Surrounded by fire, Travis Scott gave an electrifying performance of ‘Sicko Mode’ that really lifted the show and woke up those of us who were watching live from the other side of the Atlantic! It was one of the show’s highlights, and I’m glad that the show was able to feature tributes to hip hop culture, no matter how awkward Adam Levine looked next to Scott. ‘Girls Like You’ featured appearances from Equinox Percussion and Atlanta Gospel Choir, who absolutely stole the show. Not only was it amazing to see local talent included, they were son incredibly talented and the choir’s lead vocalist was sublime. The staging of ‘She Will Be Loved’ was basically a tribute to the lantern scene in Disney’s ‘Tangled’, with lantern drones spelling out the phrase ‘One Love’ in the sky above the performance.

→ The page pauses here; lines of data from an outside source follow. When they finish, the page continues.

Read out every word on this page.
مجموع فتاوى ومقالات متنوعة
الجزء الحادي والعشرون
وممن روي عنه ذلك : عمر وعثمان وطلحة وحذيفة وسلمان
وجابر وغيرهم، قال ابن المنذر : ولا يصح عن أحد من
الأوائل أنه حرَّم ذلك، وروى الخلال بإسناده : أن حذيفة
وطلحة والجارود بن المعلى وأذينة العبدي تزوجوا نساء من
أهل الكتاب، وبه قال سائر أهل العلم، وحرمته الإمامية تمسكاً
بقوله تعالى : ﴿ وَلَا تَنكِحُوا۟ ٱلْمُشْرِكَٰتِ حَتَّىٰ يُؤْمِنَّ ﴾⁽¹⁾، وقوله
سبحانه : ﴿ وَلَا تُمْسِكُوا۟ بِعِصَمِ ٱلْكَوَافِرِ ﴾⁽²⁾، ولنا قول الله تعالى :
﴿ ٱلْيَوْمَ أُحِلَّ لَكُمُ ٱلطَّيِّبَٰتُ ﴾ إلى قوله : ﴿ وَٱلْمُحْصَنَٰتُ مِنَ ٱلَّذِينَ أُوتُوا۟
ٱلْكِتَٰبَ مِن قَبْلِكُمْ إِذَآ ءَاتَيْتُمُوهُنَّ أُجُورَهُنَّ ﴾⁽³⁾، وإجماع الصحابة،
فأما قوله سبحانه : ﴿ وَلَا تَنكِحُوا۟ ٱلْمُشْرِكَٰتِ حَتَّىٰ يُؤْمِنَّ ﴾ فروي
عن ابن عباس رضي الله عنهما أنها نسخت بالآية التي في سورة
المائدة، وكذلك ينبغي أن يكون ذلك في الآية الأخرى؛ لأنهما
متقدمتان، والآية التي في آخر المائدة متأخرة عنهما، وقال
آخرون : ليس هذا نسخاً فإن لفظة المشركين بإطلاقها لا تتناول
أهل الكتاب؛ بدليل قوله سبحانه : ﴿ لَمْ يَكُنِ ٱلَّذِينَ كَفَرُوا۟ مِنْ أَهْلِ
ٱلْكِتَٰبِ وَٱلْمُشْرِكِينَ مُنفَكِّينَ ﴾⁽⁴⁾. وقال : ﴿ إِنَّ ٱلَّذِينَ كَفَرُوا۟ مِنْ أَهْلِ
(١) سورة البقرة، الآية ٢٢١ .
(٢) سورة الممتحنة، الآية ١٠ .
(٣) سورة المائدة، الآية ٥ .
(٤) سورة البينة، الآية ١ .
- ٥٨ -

Cue Big Boi driving onto the field in a classic Cadillac convertible to perform ‘The Way You Move’. The pure essence of cool just entered the field with an oversized fur coat on, to perform just one song, and many have been saying since that Big Boi won Super Bowl 2019 with that brief performance. I would have to agree. After that, Maroon 5 struggled to really live up to the outstanding performances of their guest stars, closing the show with ‘Sugar’ and ‘Moves Like Jagger’. Not even Adam Levine removing his shirt for the final song could save them from ‘The Coldplay Effect’ (remember when Coldplay were upstaged by Beyoncé at their halftime show?). Overall Maroon 5 squeezed eight songs into just thirteen minutes, along with all the crazy fireworks and pyros that come with doing the Super Bowl halftime show, and it was nothing special. After Justin Timberlake’s unfortunately underwhelming performance last year, is the Super Bowl halftime show dying out?
Coldplay may have been upstaged but at least their halftime show will be remembered as something extraordinary! Gone are the days of spectacular stunts and larger than life performances, instead replaced with mediocre performances that will no doubt be forgotten in a few years. If Maroon 5’s performance is remembered for anything, it will be for its controversy and ignorance of the modern political climate.